LATEBREAKER
Infectious Disease
Estimating real-time reproductive number and oral cholera vaccine effectiveness for outbreaks in Haiti and Cameroon, 2021-2023 Erin Hulland Frame* Erin Hulland Frame Marie-Laure Charpignon Ghinwa El Hayek Lihong Zhao Angel N Desai Maimuna S Majumder
Cholera sickens millions of people a year globally, mostly in low-income and conflict settings. Prior to improved water and sanitation systems cholera also routinely ravaged higher income countries. With crumbling infrastructure and climate change putting new locations at increased risk, the threat of cholera persists. Thus, understanding its transmission and prevention are critical.
Responding to a cholera outbreak is multi-pronged, with behavioral education and water treatment being among the most-used interventions. Oral cholera vaccination (OCV) is often used in complement, with a recent switch to single-dose implementation (OCV1) due to limited supply. Therefore, understanding where to best allocate OCV1—and doing so in a timely manner—is essential, especially in such settings where detailed data are often scarce.
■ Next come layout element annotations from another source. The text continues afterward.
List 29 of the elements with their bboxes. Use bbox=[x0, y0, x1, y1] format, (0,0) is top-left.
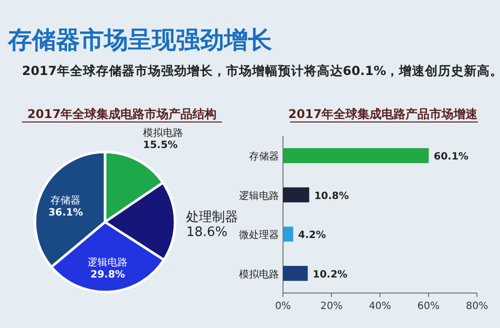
y-tick-label: 模拟电路 bbox=[239, 268, 279, 280]
slice-label: 模拟电路 bbox=[142, 127, 183, 140]
bar bbox=[283, 266, 308, 281]
x-tick-label: 40% bbox=[368, 301, 392, 312]
slice-label: 逻辑电路 bbox=[88, 256, 128, 268]
bar bbox=[283, 226, 294, 242]
y-tick-label: 微处理器 bbox=[239, 229, 279, 242]
data-label: 4.2% bbox=[298, 230, 326, 242]
data-label: 60.1% bbox=[434, 152, 468, 163]
x-tick-label: 60% bbox=[417, 301, 440, 312]
data-label: 36.1% bbox=[48, 208, 84, 219]
slice-label: 存储器 bbox=[50, 194, 81, 207]
x-tick-label: 80% bbox=[466, 301, 488, 312]
text: 2017年全球存储器市场强劲增长，市场增幅预计将高达60.1%，增速创历史新高。 bbox=[22, 63, 500, 78]
chart-title: 2017年全球集成电路产品市场增速 bbox=[288, 107, 479, 121]
y-tick-label: 存储器 bbox=[249, 150, 279, 163]
data-label: 10.8% bbox=[314, 190, 349, 202]
x-tick-label: 0% bbox=[275, 301, 291, 312]
bar bbox=[283, 187, 310, 202]
chart-title: 2017年全球集成电路市场产品结构 bbox=[27, 107, 217, 121]
data-label: 10.2% bbox=[312, 269, 348, 280]
slice-label: 处理制器 bbox=[186, 210, 238, 225]
bar bbox=[283, 148, 429, 164]
x-tick-label: 20% bbox=[320, 301, 343, 312]
data-label: 15.5% bbox=[142, 140, 178, 152]
data-label: 18.6% bbox=[186, 224, 228, 240]
y-tick-label: 逻辑电路 bbox=[239, 190, 279, 202]
text: 存储器市场呈现强劲增长 bbox=[7, 26, 272, 54]
data-label: 29.8% bbox=[90, 269, 126, 280]
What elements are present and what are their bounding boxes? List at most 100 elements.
In this pursuit, we leveraged EpiEstim—an open source modeling platform— to provide rapid estimates of time-varying disease transmission via the effective reproductive number (RE). An extension of this platform (VaxEstim) allows identification of gaps in vaccine coverage. We use VaxEstim to compare two recent cholera outbreaks in Cameroon and Haiti using aggregated publicly-available data; estimate the effectiveness of OCV1 campaigns; and identify climate and sociodemographic factors related to context-specific cholera transmission.
We observe high initial 4-day rolling average estimates of RE in both Haiti and Cameroon, with Haiti having larger initial values (2.1 [95% CI:2.0-2.3] vs. 1.8 [1.1-2.7]); both high transmission periods were followed by a longer period oscillating around 1. We observe higher OCV1 effectiveness in Haiti than Cameroon (75.3% [54.0-86.4] vs. 56.2% [18.9-84.9]), and note differences in improved water access, population density, and climate variables, likely contributing to this variability. This work demonstrates the utility of VaxEstim for quick and inexpensive estimation of vaccine effectiveness in data-poor outbreak settings.